Ini analogi yang pas untuk menunjukkan bahwa lafaz tersebut tidak bermakna pengharaman. Misalnya nih nashibi itu punya seorang istri. Istrinya mendapat daging dari tetangganya yang miskin. Tetangganya itu mendapatkannya dari sedekah orang lain. Maka istrinya memberitahukan hal tersebut kepada nashibi itu. Nah nashibi itu berkata “itu adalah sedekah untuknya sedangkan untukmu adalah hadiah, makanlah”. Apa dari lafaz itu bermakna kalau istrinya diharamkan memakan sedekah?. Tentu saja walaupun tidak dikatakan “makanlah” istrinya tetap akan makan daging tersebut.

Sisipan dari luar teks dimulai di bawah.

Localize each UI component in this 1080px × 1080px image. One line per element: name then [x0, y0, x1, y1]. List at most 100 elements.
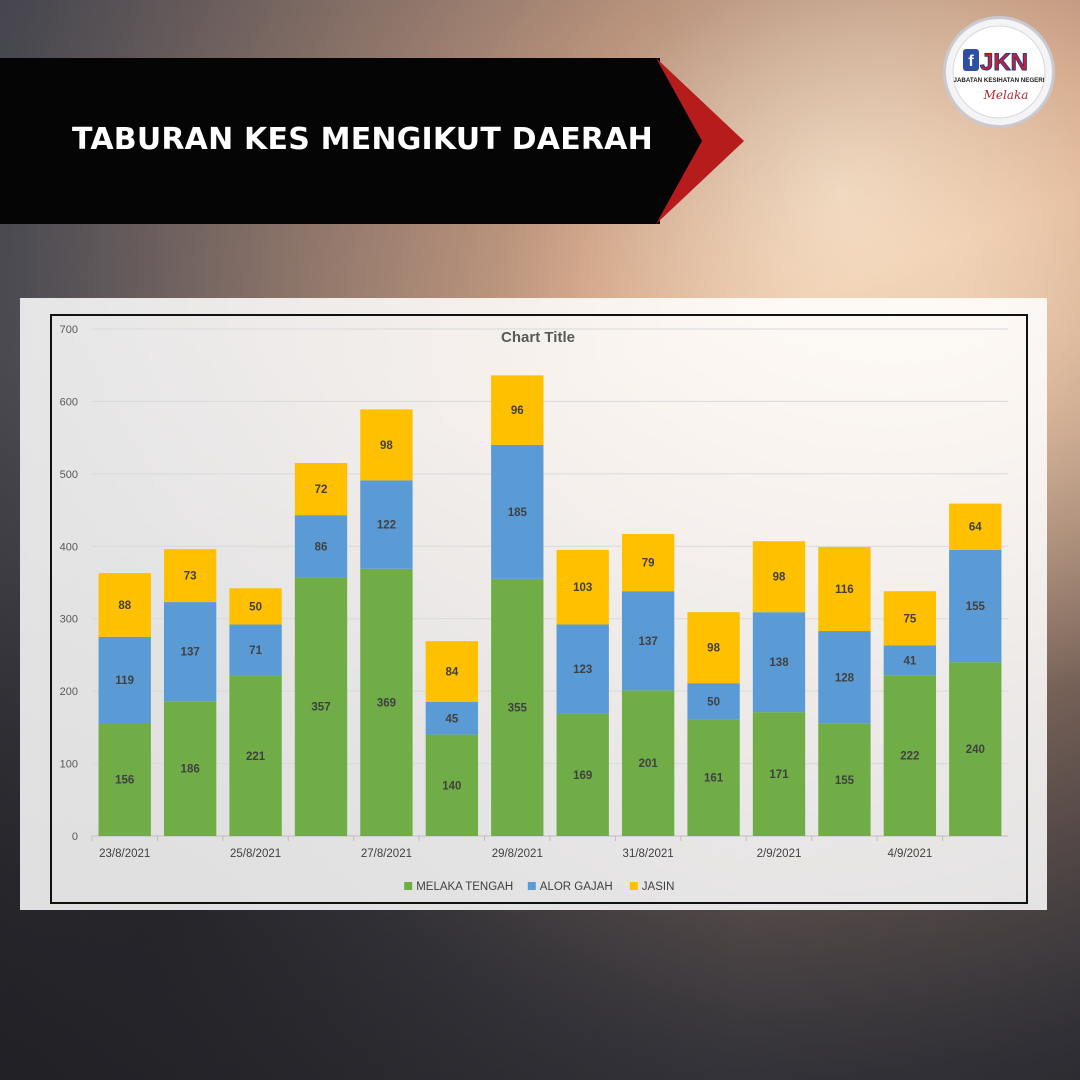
- data-label: 138: [769, 657, 789, 669]
- data-label: 186: [181, 764, 200, 776]
- y-tick-label: 0: [72, 831, 78, 843]
- data-label: 137: [181, 647, 200, 659]
- data-label: 155: [835, 775, 855, 787]
- bar-segment: [883, 645, 937, 676]
- bar-segment: [98, 723, 151, 836]
- data-label: 122: [377, 520, 396, 532]
- data-label: 155: [966, 601, 986, 613]
- x-tick-label: 25/8/2021: [230, 848, 281, 860]
- bar-segment: [687, 612, 740, 684]
- y-tick-label: 600: [60, 396, 78, 408]
- data-label: 357: [311, 702, 330, 714]
- data-label: 86: [315, 541, 328, 553]
- bar-segment: [687, 683, 740, 720]
- data-label: 84: [445, 667, 458, 679]
- bar-segment: [98, 573, 151, 637]
- jkn-melaka-logo: f JKN JABATAN KESIHATAN NEGERI Melaka: [943, 16, 1055, 128]
- bar-segment: [752, 612, 806, 713]
- bar-segment: [491, 578, 544, 836]
- bar-segment: [556, 713, 609, 836]
- data-label: 79: [642, 558, 655, 570]
- bar-segment: [425, 734, 479, 836]
- x-tick-label: 4/9/2021: [887, 848, 932, 860]
- data-label: 222: [900, 751, 919, 763]
- bar-segment: [818, 631, 871, 724]
- logo-state: Melaka: [983, 88, 1029, 102]
- chart-frame: [50, 314, 1028, 904]
- legend-swatch: [404, 882, 413, 890]
- bar-segment: [294, 462, 348, 516]
- data-label: 75: [903, 613, 916, 625]
- bar-segment: [621, 533, 675, 592]
- bar-segment: [163, 602, 217, 702]
- legend-label: ALOR GAJAH: [540, 881, 613, 893]
- data-label: 169: [573, 770, 592, 782]
- data-label: 98: [380, 440, 393, 452]
- data-label: 116: [835, 584, 854, 596]
- data-label: 156: [115, 775, 134, 787]
- logo-org-name: JABATAN KESIHATAN NEGERI: [954, 77, 1045, 84]
- legend-swatch: [527, 882, 536, 890]
- data-label: 161: [704, 773, 724, 785]
- facebook-icon: [963, 49, 979, 71]
- data-label: 240: [966, 744, 985, 756]
- data-label: 128: [835, 672, 855, 684]
- bar-segment: [229, 588, 282, 625]
- data-label: 71: [249, 645, 262, 657]
- data-label: 50: [707, 696, 720, 708]
- data-label: 140: [442, 780, 461, 792]
- data-label: 98: [707, 643, 720, 655]
- bar-segment: [883, 675, 937, 836]
- title-banner: [0, 58, 660, 224]
- bar-segment: [98, 636, 151, 724]
- legend-swatch: [629, 882, 638, 890]
- data-label: 119: [115, 675, 134, 687]
- bar-segment: [294, 515, 348, 578]
- data-label: 41: [903, 655, 916, 667]
- bar-segment: [883, 591, 937, 646]
- bar-segment: [556, 549, 609, 625]
- x-tick-label: 23/8/2021: [99, 848, 150, 860]
- banner-arrow-black: [656, 58, 702, 224]
- y-tick-label: 200: [60, 686, 78, 698]
- data-label: 221: [246, 751, 266, 763]
- bar-segment: [949, 503, 1002, 550]
- bar-segment: [752, 541, 806, 613]
- data-label: 123: [573, 664, 592, 676]
- x-tick-label: 2/9/2021: [757, 848, 802, 860]
- bar-segment: [163, 701, 217, 836]
- data-label: 45: [445, 713, 458, 725]
- data-label: 355: [508, 702, 528, 714]
- bar-segment: [360, 480, 413, 569]
- y-tick-label: 100: [60, 759, 78, 771]
- bar-segment: [556, 624, 609, 714]
- data-label: 171: [769, 769, 789, 781]
- bar-segment: [818, 547, 871, 632]
- y-tick-label: 500: [60, 469, 78, 481]
- data-label: 64: [969, 522, 982, 534]
- page-title: TABURAN KES MENGIKUT DAERAH: [72, 122, 653, 157]
- bar-segment: [621, 591, 675, 691]
- logo-mark: JKN: [980, 49, 1028, 76]
- logo-facebook-letter: f: [968, 53, 974, 70]
- y-tick-label: 700: [60, 324, 78, 336]
- bar-segment: [425, 641, 479, 703]
- bar-segment: [229, 675, 282, 836]
- bar-segment: [360, 568, 413, 836]
- data-label: 103: [573, 582, 592, 594]
- bar-segment: [949, 662, 1002, 836]
- bar-segment: [491, 375, 544, 445]
- x-tick-label: 29/8/2021: [492, 848, 543, 860]
- data-label: 98: [773, 572, 786, 584]
- legend-label: JASIN: [642, 881, 675, 893]
- data-label: 137: [639, 636, 658, 648]
- bar-segment: [425, 702, 479, 735]
- data-label: 88: [118, 600, 131, 612]
- bar-segment: [294, 577, 348, 836]
- x-tick-label: 27/8/2021: [361, 848, 412, 860]
- data-label: 73: [184, 571, 197, 583]
- bar-segment: [229, 624, 282, 676]
- data-label: 201: [639, 758, 659, 770]
- data-label: 369: [377, 697, 396, 709]
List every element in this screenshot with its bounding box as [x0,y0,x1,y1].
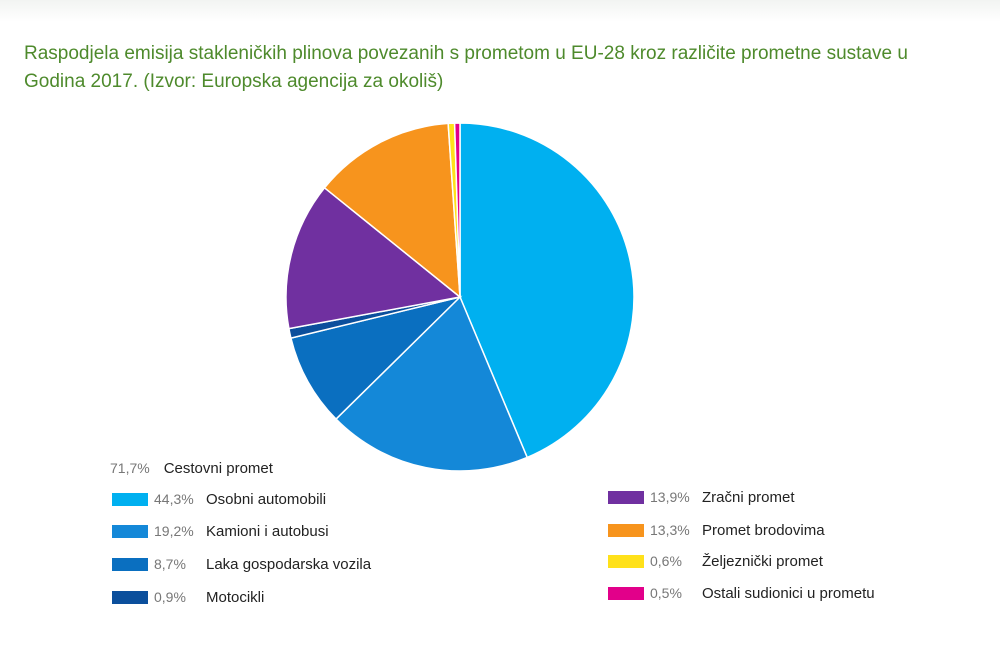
legend-item-ostali-sudionici: 0,5% Ostali sudionici u prometu [608,582,875,604]
legend-item-motocikli: 0,9% Motocikli [112,586,264,608]
legend-group-row: 71,7% Cestovni promet [110,457,273,479]
legend-label: Promet brodovima [702,521,825,539]
legend-item-kamioni-i-autobusi: 19,2% Kamioni i autobusi [112,520,329,542]
legend-value: 44,3% [154,491,194,507]
legend-item-osobni-automobili: 44,3% Osobni automobili [112,488,326,510]
pie-slice-zra-ni-promet [285,186,462,330]
legend-label: Kamioni i autobusi [206,522,329,540]
pie-slice-promet-brodovima [323,122,461,299]
legend-swatch [608,554,644,568]
legend-label: Osobni automobili [206,490,327,508]
legend-value: 13,9% [650,489,690,505]
pie-slice-ostali-sudionici-u-prometu [453,122,461,298]
top-fade [0,0,1000,22]
legend-swatch [112,557,148,571]
legend-swatch [608,586,644,600]
legend-value: 0,6% [650,553,682,569]
legend-label: Laka gospodarska vozila [206,555,372,573]
pie-slice-kamioni-i-autobusi [334,295,529,472]
legend-swatch [112,492,148,506]
legend-swatch [112,590,148,604]
legend-label: Motocikli [206,588,265,606]
legend-swatch [608,523,644,537]
pie-slices [285,122,635,472]
legend-label: Željeznički promet [702,552,823,570]
legend-label: Zračni promet [702,488,795,506]
legend-item-promet-brodovima: 13,3% Promet brodovima [608,519,825,541]
legend-group-value: 71,7% [110,460,150,476]
pie-slice-laka-gospodarska-vozila [290,295,463,421]
pie-slice-osobni-automobili [459,122,635,459]
legend-value: 13,3% [650,522,690,538]
legend-swatch [112,524,148,538]
legend-value: 19,2% [154,523,194,539]
legend-item-zracni-promet: 13,9% Zračni promet [608,486,795,508]
chart-title: Raspodjela emisija stakleničkih plinova … [24,43,908,92]
legend-item-laka-gospodarska-vozila: 8,7% Laka gospodarska vozila [112,553,371,575]
legend-value: 0,9% [154,589,186,605]
legend-value: 8,7% [154,556,186,572]
legend-swatch [608,490,644,504]
legend-group-label: Cestovni promet [163,459,273,477]
legend-label: Ostali sudionici u prometu [702,584,875,602]
legend-value: 0,5% [650,585,682,601]
legend-item-zeljeznicki-promet: 0,6% Željeznički promet [608,550,823,572]
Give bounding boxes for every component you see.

Apa karena nashibi itu berkata “makanlah” menunjukkan bahwa istrinya sebelumnya merasa daging itu haram untuknya?. Kalau memang merasa daging itu haram ya dari awal seharusnya istrinya menolak saja pemberian tetangganya.

Riwayat Ummu Athiyah
Riwayat di atas diriwayatkan oleh Ummu Athiyah, artinya saat Nabi shalallahu ‘alaihi wasalam bersabda kepada Aisyah dalam hadits di atas, Ummu Athiyah hadir di situ sehingga dia bisa meriwayatkannya. Artinya juga bahwa Aisyah baru saja menerima pemberian daging tersebut dari Ummu Athiyah dan belum memutuskan apa-apa, tak lama kemudian Nabi shalallahu ‘alaihi wasalam datang sementara Ummu Athiyah masih ada di situ.
Ini ucapan orang yang berandai andai. Apa buktinya Ummu Athiyah ada disitu?. Ummu Athiyah tidak hadir disitu dan walaupun ia tidak hadir tidak ada alasan untuk menolak riwayatnya. Apa karena ia tidak hadir disitu maka ia tidak bisa meriwayatkannya. Tidak setiap peristiwa yang diriwayatkan oleh sahabat ia saksikan langsung. Dari lafaz hadisnya tidak ada satupun keterangan kalau Ummu Athiyah berada disana bahkan dalam lafaz hadis tersebut terdapat isyarat bahwa ia tidak ada disana. Perhatikan saja lafaz:

أُمِّ عَطِيَّةَ قَالَتْ بَعَثَ إِلَيَّ رَسُولُ اللَّهِ صَلَّى اللَّهُ عَلَيْهِ وَسَلَّمَ بِشَاةٍ مِنْ الصَّدَقَةِ

Ummu Athiyah berkata Rasulullah [shallallahu ‘alaihi wasallam] mengirimkan kepadaku kambing dari hasil sedekah.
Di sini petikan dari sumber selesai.